Of all the many species of morning glory in the culture, the most famous are the purple morning glory and the tricolor morning glory.
Ipomoea purple (Ipomaea purpurea), among the people - bindweed, gramophone, belongs to the bindweed family. The homeland of these plants is the countries of Central and South America.
The name of the plant comes from Greek words ips - worm and homoios - path, because the curly stem and rhizome of many species do indeed resemble a long worm.

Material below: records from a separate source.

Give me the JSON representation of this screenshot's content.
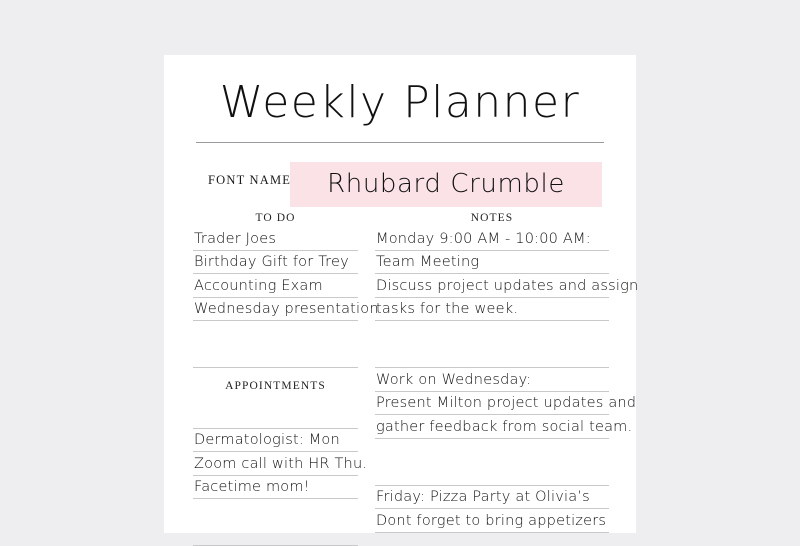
{
  "page": {
    "title": "Weekly Planner",
    "background_color": "#ffffff",
    "canvas_color": "#eeeef1",
    "accent_color": "#fbe2e6"
  },
  "font_name_field": {
    "label": "FONT NAME:",
    "value": "Rhubard Crumble"
  },
  "todo": {
    "heading": "TO DO",
    "items": [
      "Trader Joes",
      "Birthday Gift for Trey",
      "Accounting Exam",
      "Wednesday presentation"
    ]
  },
  "appointments": {
    "heading": "APPOINTMENTS",
    "items": [
      "Dermatologist: Mon",
      "Zoom call with HR Thu.",
      "Facetime mom!"
    ]
  },
  "notes": {
    "heading": "NOTES",
    "blocks": [
      {
        "lines": [
          "Monday 9:00 AM - 10:00 AM:",
          "Team Meeting",
          "Discuss project updates and assign",
          "tasks for the week."
        ]
      },
      {
        "lines": [
          "Work on Wednesday:",
          "Present Milton project updates and",
          "gather feedback from social team."
        ]
      },
      {
        "lines": [
          "Friday: Pizza Party at Olivia’s",
          "Dont forget to bring appetizers"
        ]
      }
    ]
  }
}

Ipomoea grows rapidly, in a short time its shoots reach a height of 3-4 meters, and in areas with a long warm period - up to 7 meters. Its stem is curly, pubescent. Bright green, ovate-pointed leaves with long petioles densely cover the stem. Plants create a dense green drape. Ipomoea flowers are single, large, on a short pedicel, up to 6 cm in diameter, funnel-shaped, of various colors - white, blue, blue, purple, purple, monochromatic or variegated, striped and double forms are found. Abundant flowering from late June until frost. Each morning glory flower lives only one day. They are open in the morning and then close by 2-5 pm.

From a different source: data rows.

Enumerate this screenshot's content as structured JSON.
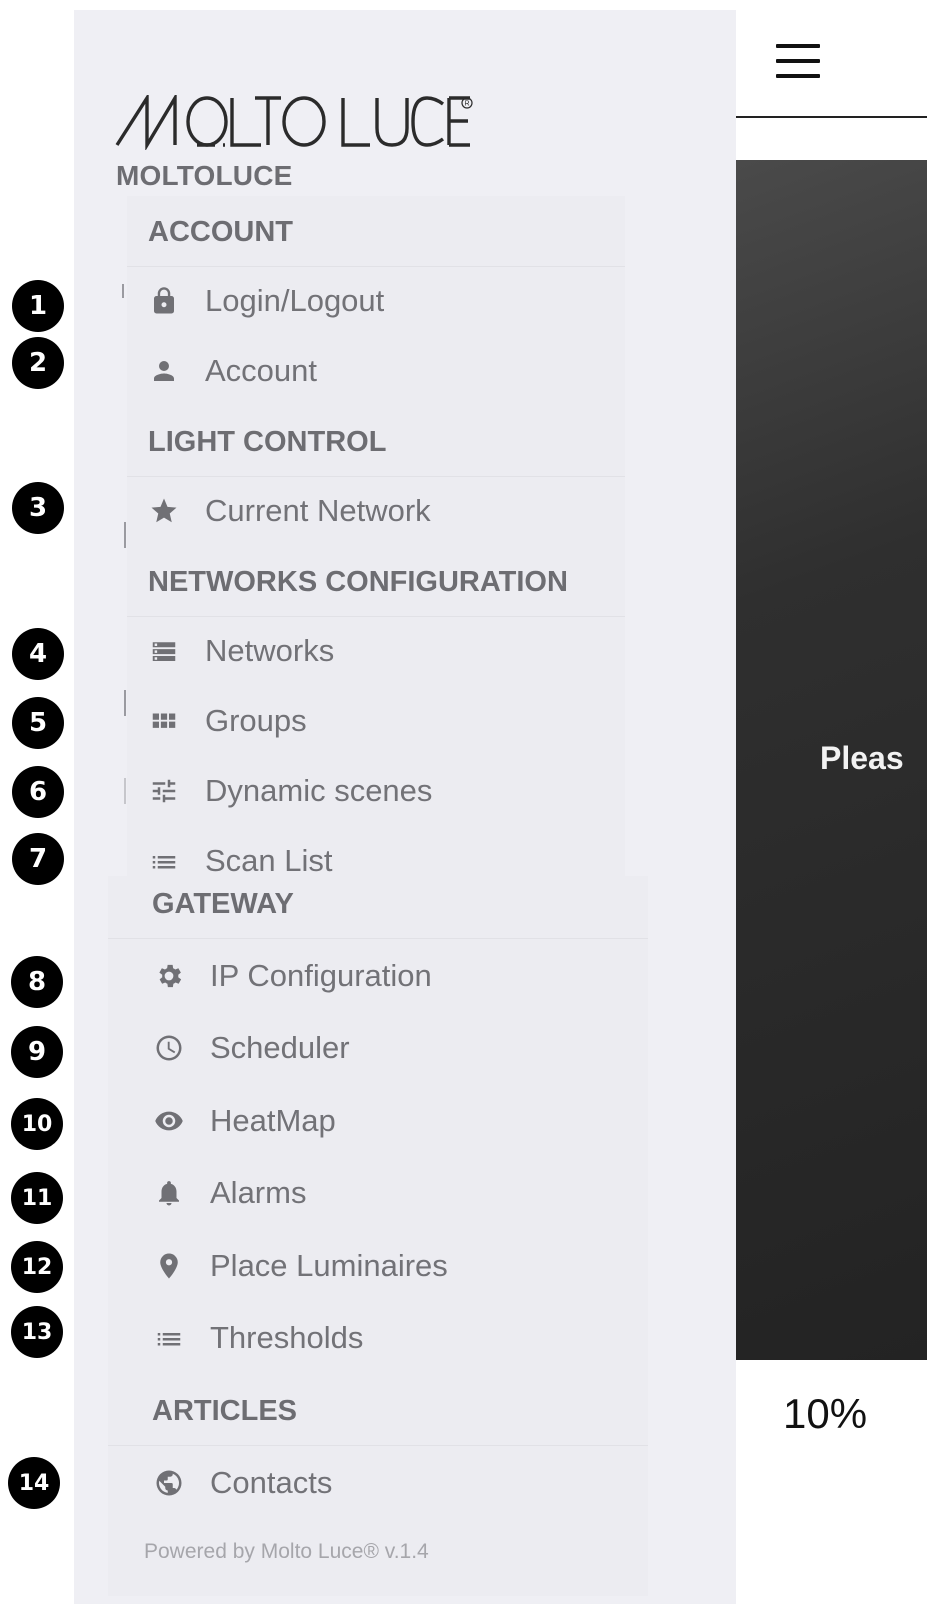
{
  "brand": {
    "logo_text": "MOLTO LUCE",
    "registered_mark": "®",
    "name": "MOLTOLUCE"
  },
  "sections": {
    "account": "ACCOUNT",
    "light_control": "LIGHT CONTROL",
    "networks_configuration": "NETWORKS CONFIGURATION",
    "gateway": "GATEWAY",
    "articles": "ARTICLES"
  },
  "menu": {
    "login_logout": {
      "label": "Login/Logout",
      "icon": "lock-icon"
    },
    "account": {
      "label": "Account",
      "icon": "person-icon"
    },
    "current_network": {
      "label": "Current Network",
      "icon": "star-icon"
    },
    "networks": {
      "label": "Networks",
      "icon": "list-boxes-icon"
    },
    "groups": {
      "label": "Groups",
      "icon": "grid-icon"
    },
    "dynamic_scenes": {
      "label": "Dynamic scenes",
      "icon": "sliders-icon"
    },
    "scan_list": {
      "label": "Scan List",
      "icon": "list-icon"
    },
    "ip_configuration": {
      "label": "IP Configuration",
      "icon": "gear-icon"
    },
    "scheduler": {
      "label": "Scheduler",
      "icon": "clock-icon"
    },
    "heatmap": {
      "label": "HeatMap",
      "icon": "eye-icon"
    },
    "alarms": {
      "label": "Alarms",
      "icon": "bell-icon"
    },
    "place_luminaires": {
      "label": "Place Luminaires",
      "icon": "map-pin-icon"
    },
    "thresholds": {
      "label": "Thresholds",
      "icon": "list-icon"
    },
    "contacts": {
      "label": "Contacts",
      "icon": "globe-icon"
    }
  },
  "badges": [
    "1",
    "2",
    "3",
    "4",
    "5",
    "6",
    "7",
    "8",
    "9",
    "10",
    "11",
    "12",
    "13",
    "14"
  ],
  "footer": "Powered by Molto Luce® v.1.4",
  "main": {
    "partial_text": "Pleas",
    "percent": "10%"
  },
  "colors": {
    "panel": "#ececf1",
    "screen_bg": "#efeff4",
    "text_gray": "#727277",
    "badge": "#000000"
  }
}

Ipomoea propagates by sowing seeds in open ground at the end of May or in pots for seedlings at the beginning of May. It is undesirable to sow seeds for seedlings too early, because the plants emerge already on the 5th-7th day, they grow rapidly, curling together, and by the time of planting they are very difficult to untangle.

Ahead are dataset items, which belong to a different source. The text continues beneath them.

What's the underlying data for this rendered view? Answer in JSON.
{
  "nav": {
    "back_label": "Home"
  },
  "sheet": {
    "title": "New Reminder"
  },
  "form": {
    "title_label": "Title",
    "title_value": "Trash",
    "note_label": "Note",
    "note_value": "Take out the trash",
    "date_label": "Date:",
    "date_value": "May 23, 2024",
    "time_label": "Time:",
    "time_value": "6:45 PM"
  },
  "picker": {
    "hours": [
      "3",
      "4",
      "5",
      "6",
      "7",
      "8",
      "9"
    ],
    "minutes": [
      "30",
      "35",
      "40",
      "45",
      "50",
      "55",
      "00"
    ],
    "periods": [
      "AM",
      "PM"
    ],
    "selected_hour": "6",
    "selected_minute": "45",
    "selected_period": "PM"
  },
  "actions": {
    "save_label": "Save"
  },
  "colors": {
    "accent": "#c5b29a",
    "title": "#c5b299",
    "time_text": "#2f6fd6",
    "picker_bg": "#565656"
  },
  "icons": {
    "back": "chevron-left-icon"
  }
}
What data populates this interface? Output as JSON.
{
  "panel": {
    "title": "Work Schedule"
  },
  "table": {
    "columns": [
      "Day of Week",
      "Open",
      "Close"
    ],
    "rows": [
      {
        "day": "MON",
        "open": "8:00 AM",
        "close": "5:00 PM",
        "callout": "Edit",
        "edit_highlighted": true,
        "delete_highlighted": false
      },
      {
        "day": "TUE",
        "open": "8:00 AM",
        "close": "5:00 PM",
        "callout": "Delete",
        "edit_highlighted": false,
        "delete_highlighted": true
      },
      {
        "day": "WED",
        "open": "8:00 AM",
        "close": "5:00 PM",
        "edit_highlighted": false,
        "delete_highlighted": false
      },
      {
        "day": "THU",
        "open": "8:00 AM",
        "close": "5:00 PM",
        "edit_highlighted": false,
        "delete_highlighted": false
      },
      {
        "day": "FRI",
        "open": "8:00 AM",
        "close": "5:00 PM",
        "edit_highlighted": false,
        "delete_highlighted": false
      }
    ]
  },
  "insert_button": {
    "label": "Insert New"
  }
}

The grown seedlings are planted with a lump of earth at the end of May, without a lump the seedlings take root badly. The distance between plants is 15–25 cm. When planting plants on the south side of buildings, to retain moisture, the soil must be mulched.
Ipomoea is used, as a rule, for vertical gardening of walls of buildings and structures, gazebos, balconies, terraces, pergolas, arches, fences.